これにより、後世の人間を含む、より多くの人が優れた美術理論を学ぶことができるにしたのだ。

これは、彼の1500年の自画像にも見られた「ドイツ芸術界の救世主たらん」という強い使命感がなさせたことなのかもしれない。

芸術界全体の発展という視点から、彼の功績は偉大なのである。

さっそく『人体均衡論四書』があったのでテンションが上がってしまった無鉄砲姉妹だが、とにかく展示物が多いようなので、今日はとにかくざっと見て回ろうと駆け足で進む。

かっこいい船の模型も見つけた!昔から、こういうのを見るとどうしても写真を撮ってしまう。

そしていよいよ絵画コーナー!

と、いうことは・・・!

我々の目玉はデューラーの「二皇帝像」

おおーっ!さっそくあった!

私たちが本日一番見たかったものがこれだ。

これまたアルブレヒト・デューラー作の、カール大帝とジギスムント皇帝の「二皇帝像」!

これがとにかく最高なのだ。

まずなにより、フランク王にしてローマ帝国の後継者として800年に西ローマ帝国皇帝として戴冠した、かの有名なカール大帝像(左側)の素晴らしさだろう。

彼は中世以降のヨーロッパ王国の太祖として、「ヨーロッパの父」とも呼ばれている人物だが、デューラーはそのカール大帝をこれぞ皇帝!という威厳に満ちつつ、慈愛さえ感じられる非常に魅力的な人物として描いている。

個人的に、この表情がすごくいい。皇帝はこんな感じであってほしいという理想の皇帝像で、「皇帝」と聞くとすぐにこの絵を思い出すほど、とても気に入っている絵なのだ。

そしてもう1人がニュルンベルク生まれの神聖ローマ帝国皇帝ジギスムント像(右側)。彼によって、1423年以降、神聖ローマ帝国の「帝国宝物(レガリア)」がニュルンベルクで保管されることになる

この上の写真は「帝国宝物」の1つである、神聖ローマ帝国皇帝の冠(Die Reichskrone)のレプリカだ。見ていただいて分かる通り、カール大帝の頭に描かれている帝冠と同じだ。

皇帝の城であるカイザーブルクがあることはもちろん、1356年に皇帝カール4世(Karl IV.)が「金印勅書」で即位後第1回目の帝国議会をニュルンベルクで開催することを定めたこと、さらにはこの「帝国宝物(レガリア)」の保管の役割も加わったことで、神聖ローマ帝国の事実上の首都としての認識が対外的にもさらに強まったことだろう。

言わずと知れた「ヨーロッパの父」と、ニュルンベルク出身の神聖ローマ皇帝の像。この2つの皇帝像がここニュルンベルクで並んで見られる──。中世ヨーロッパ好きとしてはそれだけで胸熱なのだ。

あとこの「二皇帝像」、デザインもとても素敵じゃないだろうか。

外枠の金縁のなかには、美しい青地と金字のフラクトゥーア(亀の子文字)。

そのなかには皇帝の正装に身を包み、威厳に溢れて佇む皇帝像が黒の背景にはっきりと浮かび上がっているのだ。

古臭さが全くなく、デザイン性が高く、特別感が半端ない!超かっこいい!そのままトレーディングカード(激レア)としてほしい!!
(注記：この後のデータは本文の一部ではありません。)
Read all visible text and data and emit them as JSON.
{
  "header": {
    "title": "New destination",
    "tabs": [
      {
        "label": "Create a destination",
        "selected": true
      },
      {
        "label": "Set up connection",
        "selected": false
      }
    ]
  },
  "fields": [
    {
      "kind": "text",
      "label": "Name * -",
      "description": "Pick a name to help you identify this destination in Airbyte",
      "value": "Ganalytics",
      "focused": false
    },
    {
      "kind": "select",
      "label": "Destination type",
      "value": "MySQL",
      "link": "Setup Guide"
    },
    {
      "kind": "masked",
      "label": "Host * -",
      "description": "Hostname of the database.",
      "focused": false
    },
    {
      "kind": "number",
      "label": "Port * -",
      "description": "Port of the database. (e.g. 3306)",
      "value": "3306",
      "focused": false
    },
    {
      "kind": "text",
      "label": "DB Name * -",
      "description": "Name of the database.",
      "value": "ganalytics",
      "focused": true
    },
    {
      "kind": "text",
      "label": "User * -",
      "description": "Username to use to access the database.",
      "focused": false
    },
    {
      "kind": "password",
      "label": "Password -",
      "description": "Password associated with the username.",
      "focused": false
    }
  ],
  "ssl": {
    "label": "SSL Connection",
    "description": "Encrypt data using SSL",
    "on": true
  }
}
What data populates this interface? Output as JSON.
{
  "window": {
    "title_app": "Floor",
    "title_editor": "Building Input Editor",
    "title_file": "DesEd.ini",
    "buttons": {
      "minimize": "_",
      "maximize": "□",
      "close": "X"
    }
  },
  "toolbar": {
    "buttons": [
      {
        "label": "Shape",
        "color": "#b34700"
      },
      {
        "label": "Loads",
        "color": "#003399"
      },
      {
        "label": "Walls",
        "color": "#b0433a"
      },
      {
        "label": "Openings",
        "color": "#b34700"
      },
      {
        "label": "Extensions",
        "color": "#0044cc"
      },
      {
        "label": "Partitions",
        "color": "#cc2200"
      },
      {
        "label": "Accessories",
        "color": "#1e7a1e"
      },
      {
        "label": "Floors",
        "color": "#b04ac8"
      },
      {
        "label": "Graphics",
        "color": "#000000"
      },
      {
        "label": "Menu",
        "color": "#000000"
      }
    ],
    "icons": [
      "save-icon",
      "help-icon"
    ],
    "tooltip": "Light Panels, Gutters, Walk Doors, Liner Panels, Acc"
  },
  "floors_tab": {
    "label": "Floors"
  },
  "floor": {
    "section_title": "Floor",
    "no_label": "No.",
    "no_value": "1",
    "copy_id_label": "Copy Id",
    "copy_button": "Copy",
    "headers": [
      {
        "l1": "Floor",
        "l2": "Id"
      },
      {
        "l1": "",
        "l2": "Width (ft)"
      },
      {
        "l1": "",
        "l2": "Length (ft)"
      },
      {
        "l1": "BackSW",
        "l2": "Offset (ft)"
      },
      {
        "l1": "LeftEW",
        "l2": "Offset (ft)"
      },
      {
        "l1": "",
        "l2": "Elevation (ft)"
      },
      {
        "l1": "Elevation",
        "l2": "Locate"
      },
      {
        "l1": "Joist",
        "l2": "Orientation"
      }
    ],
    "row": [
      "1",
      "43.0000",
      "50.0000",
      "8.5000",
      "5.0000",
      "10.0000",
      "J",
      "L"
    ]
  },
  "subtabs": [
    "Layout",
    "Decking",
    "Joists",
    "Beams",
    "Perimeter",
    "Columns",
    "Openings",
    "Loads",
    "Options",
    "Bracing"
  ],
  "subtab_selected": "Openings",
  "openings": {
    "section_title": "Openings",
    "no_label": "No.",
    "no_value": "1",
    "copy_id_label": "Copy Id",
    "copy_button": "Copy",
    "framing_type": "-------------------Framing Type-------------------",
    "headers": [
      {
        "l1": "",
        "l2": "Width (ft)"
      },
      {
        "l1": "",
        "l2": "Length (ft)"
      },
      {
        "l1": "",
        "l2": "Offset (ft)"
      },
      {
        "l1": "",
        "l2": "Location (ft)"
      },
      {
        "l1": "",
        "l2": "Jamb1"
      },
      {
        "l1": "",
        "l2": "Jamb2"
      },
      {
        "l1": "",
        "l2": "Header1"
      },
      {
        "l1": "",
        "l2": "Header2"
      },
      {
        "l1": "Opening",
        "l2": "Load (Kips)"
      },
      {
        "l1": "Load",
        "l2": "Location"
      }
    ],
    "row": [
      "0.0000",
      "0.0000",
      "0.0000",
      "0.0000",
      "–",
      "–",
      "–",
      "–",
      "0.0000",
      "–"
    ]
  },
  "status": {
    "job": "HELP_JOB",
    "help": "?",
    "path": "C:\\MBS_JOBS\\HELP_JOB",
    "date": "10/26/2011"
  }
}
(↑わかりづらい褒め言葉だが、個人的には最大の賛辞)

ちなみにこの絵画、裏からも見られるようになっており・・・

これまた私たちのツボを押さえている!

やっぱりこのままトレカ(激レア)にしてくれ・・・!!

興奮しすぎて訳が分からなくなる無鉄砲姉妹。

騒がないようには気を付けていたものの、興奮していることがばれたのか警備員さんにも少し笑われた気が・・・。

いずれにしても、これを見れただけで今日はもう大満足!なのだが、素晴らしい展示はまだまだ続くのだった。